Yu Ming recostou-se na árvore, que naqueles tempos ainda não era tão grossa. Nem era o seu quintal. Depois, quando quase não havia mais ninguém na aldeia e o perigo lá fora diminuiu, ele uniu os muros das casas vizinhas.
“Os velhos que sobreviveram ao desastre são diferentes de vocês, jovens. Muito diferentes.”
“Você mesmo reformou este quintal?” Bai Xiao perguntou.
“Não, há uns anos eu tinha um grande amigo, nós dois fomos ajeitando isso juntos. Aquele desgraçado não resistiu,” Yu Ming disse.
“Vocês se conheciam antes do desastre?”
“Que nada, só depois. Os amigos de antes... provavelmente todos morreram. Talvez algum tenha sobrevivido, mas duvido que eu veja de novo.”
Sem cartas, sem transportes, naquela terra devastada só restam mortos-vivos vagando. Mesmo vivo, muitos são como mortos, cortaram laços, nunca mais se verão.
Não ver seus rostos cambaleantes ao longe já era algo, dava para manter a esperança de que estivessem vivos. Na época em que catava coisas, Yu Ming viu a rainha do baile do colégio, já sem charme, apenas mais uma dos mortos-vivos.
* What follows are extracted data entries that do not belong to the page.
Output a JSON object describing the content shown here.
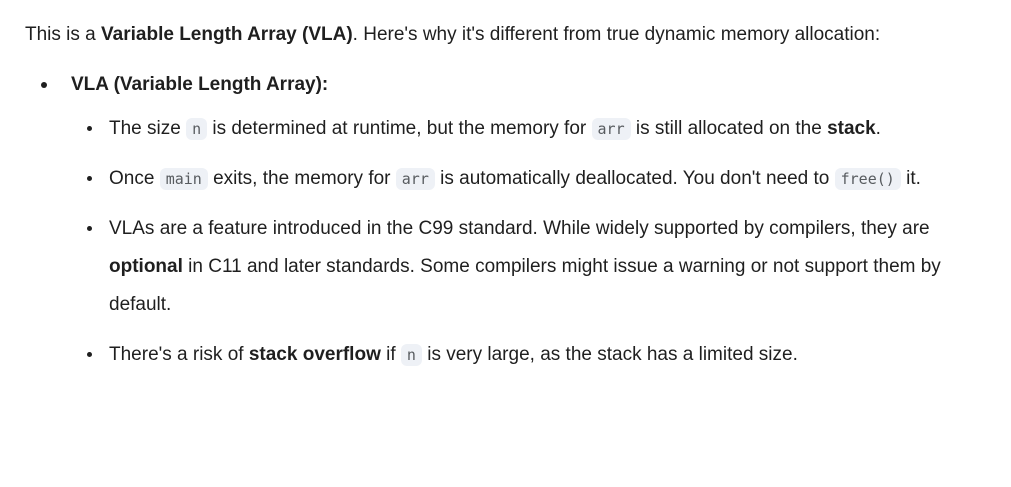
{
  "intro": {
    "prefix": "This is a ",
    "bold": "Variable Length Array (VLA)",
    "suffix": ". Here's why it's different from true dynamic memory allocation:"
  },
  "section": {
    "heading": "VLA (Variable Length Array):",
    "items": [
      {
        "t1": "The size ",
        "c1": "n",
        "t2": " is determined at runtime, but the memory for ",
        "c2": "arr",
        "t3": " is still allocated on the ",
        "b1": "stack",
        "t4": "."
      },
      {
        "t1": "Once ",
        "c1": "main",
        "t2": " exits, the memory for ",
        "c2": "arr",
        "t3": " is automatically deallocated. You don't need to ",
        "c3": "free()",
        "t4": " it."
      },
      {
        "t1": "VLAs are a feature introduced in the C99 standard. While widely supported by compilers, they are ",
        "b1": "optional",
        "t2": " in C11 and later standards. Some compilers might issue a warning or not support them by default."
      },
      {
        "t1": "There's a risk of ",
        "b1": "stack overflow",
        "t2": " if ",
        "c1": "n",
        "t3": " is very large, as the stack has a limited size."
      }
    ]
  }
}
Viu antigos vizinhos, o dono da mercearia — chegou a voltar para casa, aquela pela qual pagaria trinta anos de hipoteca, mas já não era mais um lar.
Havia muitos mortos-vivos que não ficaram presos em casa; o vento e a chuva apagaram seus rostos, já sem nome ou paradeiro, vagando sem fim.
O quintal estava em silêncio.
O homem de meia-idade recostou-se satisfeito à grande árvore, olhando as estrelas dispersas no céu.
“Às vezes, ao contemplar o céu noturno, percebo quão breve é a vida. A história humana é apenas um lampejo efêmero. Nada é eterno, e se tudo acabar assim, parece até natural.”
Passado muito tempo, ele se levantou, batendo o pó das roupas, e disse:
“Você ainda tem uma longa viagem pela frente. Descanse cedo, recupere as forças.”
Depois entrou em casa, e ao longe, na noite, restava apenas o som do vento.
Durante a noite, de tempos em tempos, era possível ouvir tosses abafadas e profundas vindas de dentro da casa, até que, no horizonte, a aurora começou a despontar.